Saul Lowenstam was born in 1717 in Rzeszów to his parents Aryeh Leib ben Saul (who was the rabbi in Rzeszów at the time) and Miriam the daughter of the Chacham Tzvi. He married Hendele, the daughter of Abraham Kahana, who was rabbi of Grodno, Ukraine. His first rabbinical position was in Lokachi, Ukraine (located in the Lokachi Raion and named Lakacz in Yiddish), followed by Dubno, where he succeeded his father-in-law.

After the death of his father in 1755, Lowenstam succeeded him as the Chief Rabbi of Amsterdam, Netherlands.

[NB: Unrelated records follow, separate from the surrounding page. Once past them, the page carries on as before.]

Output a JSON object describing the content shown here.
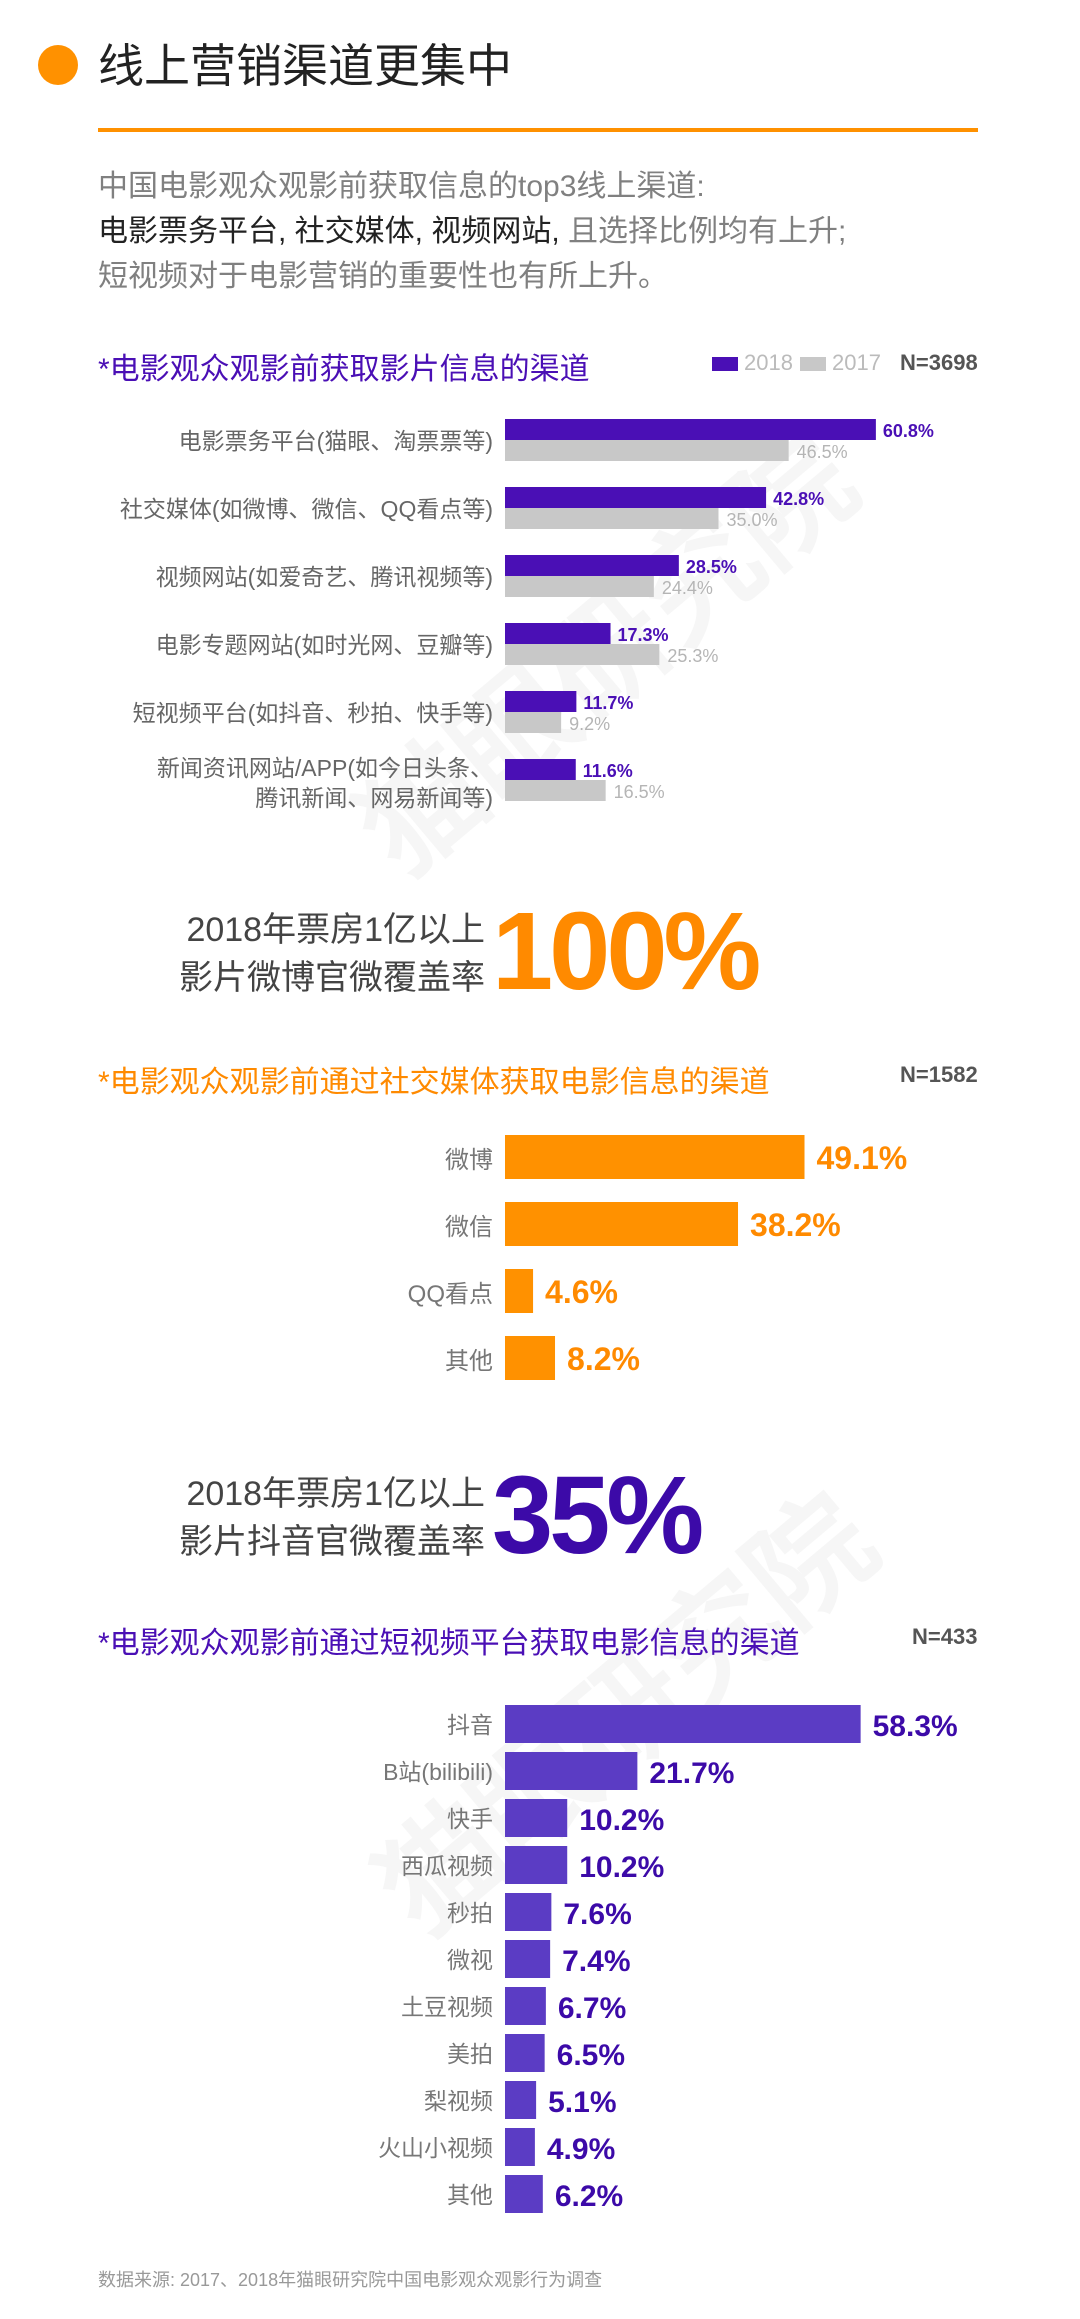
{
  "page": {
    "title": "线上营销渠道更集中",
    "intro_line1": "中国电影观众观影前获取信息的top3线上渠道:",
    "intro_line2_dark": "电影票务平台, 社交媒体, 视频网站, ",
    "intro_line2_grey": "且选择比例均有上升;",
    "intro_line3": "短视频对于电影营销的重要性也有所上升。",
    "footer": "数据来源: 2017、2018年猫眼研究院中国电影观众观影行为调查",
    "watermark": "猫眼研究院"
  },
  "colors": {
    "accent_orange": "#ff9100",
    "purple_2018": "#4a0fb5",
    "grey_2017": "#c8c8c8",
    "purple_short_video": "#5b3cc4"
  },
  "highlight1": {
    "label_line1": "2018年票房1亿以上",
    "label_line2": "影片微博官微覆盖率",
    "value": "100%"
  },
  "highlight2": {
    "label_line1": "2018年票房1亿以上",
    "label_line2": "影片抖音官微覆盖率",
    "value": "35%"
  },
  "chart_data": [
    {
      "type": "bar",
      "orientation": "horizontal",
      "title": "*电影观众观影前获取影片信息的渠道",
      "n_label": "N=3698",
      "legend": [
        "2018",
        "2017"
      ],
      "categories": [
        "电影票务平台(猫眼、淘票票等)",
        "社交媒体(如微博、微信、QQ看点等)",
        "视频网站(如爱奇艺、腾讯视频等)",
        "电影专题网站(如时光网、豆瓣等)",
        "短视频平台(如抖音、秒拍、快手等)",
        "新闻资讯网站/APP(如今日头条、\n腾讯新闻、网易新闻等)"
      ],
      "series": [
        {
          "name": "2018",
          "values": [
            60.8,
            42.8,
            28.5,
            17.3,
            11.7,
            11.6
          ],
          "labels": [
            "60.8%",
            "42.8%",
            "28.5%",
            "17.3%",
            "11.7%",
            "11.6%"
          ]
        },
        {
          "name": "2017",
          "values": [
            46.5,
            35.0,
            24.4,
            25.3,
            9.2,
            16.5
          ],
          "labels": [
            "46.5%",
            "35.0%",
            "24.4%",
            "25.3%",
            "9.2%",
            "16.5%"
          ]
        }
      ]
    },
    {
      "type": "bar",
      "orientation": "horizontal",
      "title": "*电影观众观影前通过社交媒体获取电影信息的渠道",
      "n_label": "N=1582",
      "categories": [
        "微博",
        "微信",
        "QQ看点",
        "其他"
      ],
      "values": [
        49.1,
        38.2,
        4.6,
        8.2
      ],
      "labels": [
        "49.1%",
        "38.2%",
        "4.6%",
        "8.2%"
      ]
    },
    {
      "type": "bar",
      "orientation": "horizontal",
      "title": "*电影观众观影前通过短视频平台获取电影信息的渠道",
      "n_label": "N=433",
      "categories": [
        "抖音",
        "B站(bilibili)",
        "快手",
        "西瓜视频",
        "秒拍",
        "微视",
        "土豆视频",
        "美拍",
        "梨视频",
        "火山小视频",
        "其他"
      ],
      "values": [
        58.3,
        21.7,
        10.2,
        10.2,
        7.6,
        7.4,
        6.7,
        6.5,
        5.1,
        4.9,
        6.2
      ],
      "labels": [
        "58.3%",
        "21.7%",
        "10.2%",
        "10.2%",
        "7.6%",
        "7.4%",
        "6.7%",
        "6.5%",
        "5.1%",
        "4.9%",
        "6.2%"
      ]
    }
  ]
}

Lowenstam died in Amsterdam on 19 June 1790. He was succeeded as Chief Rabbi by his son, Jacob Moses Lowenstam.

==Works==
Lowenstam was the author of the Binyan Ariel published in Amsterdam 1778. He also authored a Torah Commentary HeChatzer HaChadasha published in Amsterdam in 1768. A pamphlet titled Halacha Lema'aseh Rav published in Amsterdam in 1828 contains his 1783 halachic ruling asserting the kashrut of Dutch cheese.